I’m glad that you got it working, though I’d really like to know what the SIP issue was.

IMHO it’s unlikely they would be actively blocking. I hope that a member with a phone on Cricket or AT&T can take a look at what goes wrong.

AT&T doesn’t block VoIP in general; Skype, FaceTime, Messenger, WhatsApp, Viber, Hangouts, SideLine, Line2, … all work fine.

I just did two tests with CSipSimple ↔ FreePBX; both had good bidirectional audio. I admit that they weren’t definitive, limited by my present resources. The first used a Samsung tablet with an AirVoice Wireless SIM (AT&T MVNO). The other used a Motorola phone with an SFR SIM, roaming on AT&T.

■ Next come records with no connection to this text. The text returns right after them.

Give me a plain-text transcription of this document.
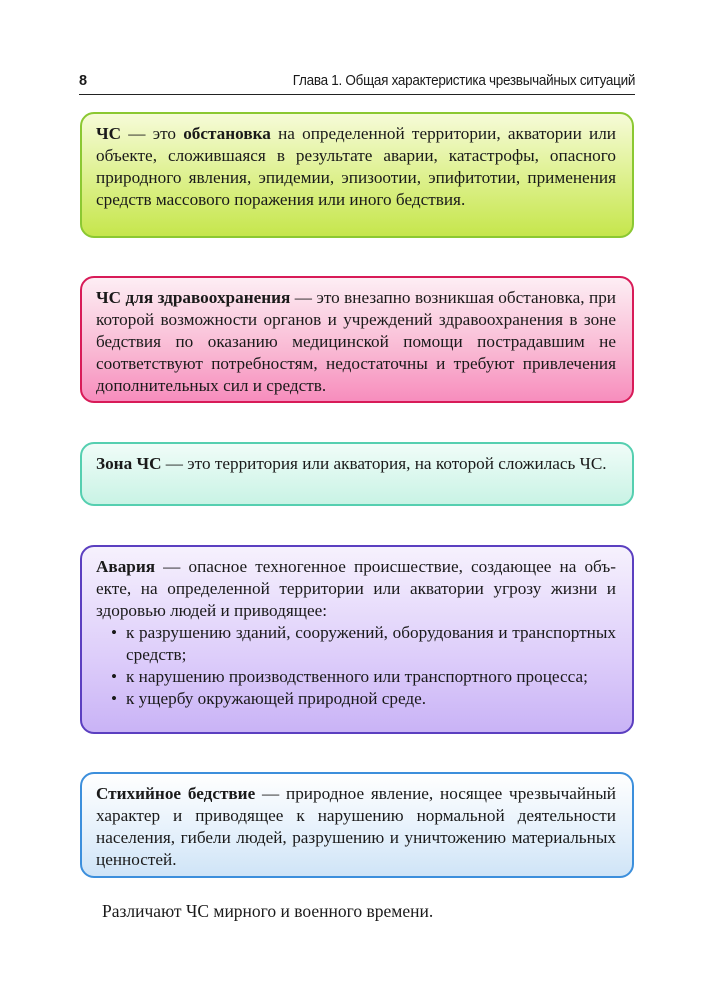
8	Глава 1. Общая характеристика чрезвычайных ситуаций
ЧС — это обстановка на определенной территории, акватории или объекте, сложившаяся в результате аварии, катастрофы, опасного природного явления, эпидемии, эпизоотии, эпифитотии, применения средств массового поражения или иного бедствия.
ЧС для здравоохранения — это внезапно возникшая обстановка, при которой возможности органов и учреждений здравоохранения в зоне бедствия по оказанию медицинской помощи пострадавшим не соответствуют потребностям, недостаточны и требуют привлечения дополнительных сил и средств.
Зона ЧС — это территория или акватория, на которой сложилась ЧС.
Авария — опасное техногенное происшествие, создающее на объекте, на определенной территории или акватории угрозу жизни и здоровью людей и приводящее:
• к разрушению зданий, сооружений, оборудования и транспортных средств;
• к нарушению производственного или транспортного процесса;
• к ущербу окружающей природной среде.
Стихийное бедствие — природное явление, носящее чрезвычайный характер и приводящее к нарушению нормальной деятельности населения, гибели людей, разрушению и уничтожению материальных ценностей.
Различают ЧС мирного и военного времени.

I don’t know whether it mattered in this case, but my PBX listens on a non-standard port rather than 5060.

Some reasons why IAX2 is IMO not a good general workaround:

  1. Won’t work with the native VoIP function built into most Android dialers.
  2. Won’t work with other fine softphones (CSipSimple, Bria, Grandstream).
  3. Won’t work with other PBXes (FreeSWITCH, 3CX, Vodia), though some offer an alternative tunnel mechanism.
  4. For those who don’t need a PBX or are satisfied with the PBX features of their provider, many don’t support IAX (even some that are Asterisk based).

Your observed symptoms seem strange for blocking. The signaling was apparently normal – did they tweak the SDP so RTP went to the wrong address or port? It certainly would be easier to just block the SIP ports.

Since it’s easy to capture a SIP trace with both FreePBX and CSipSimple, it should be easy to see what is going wrong.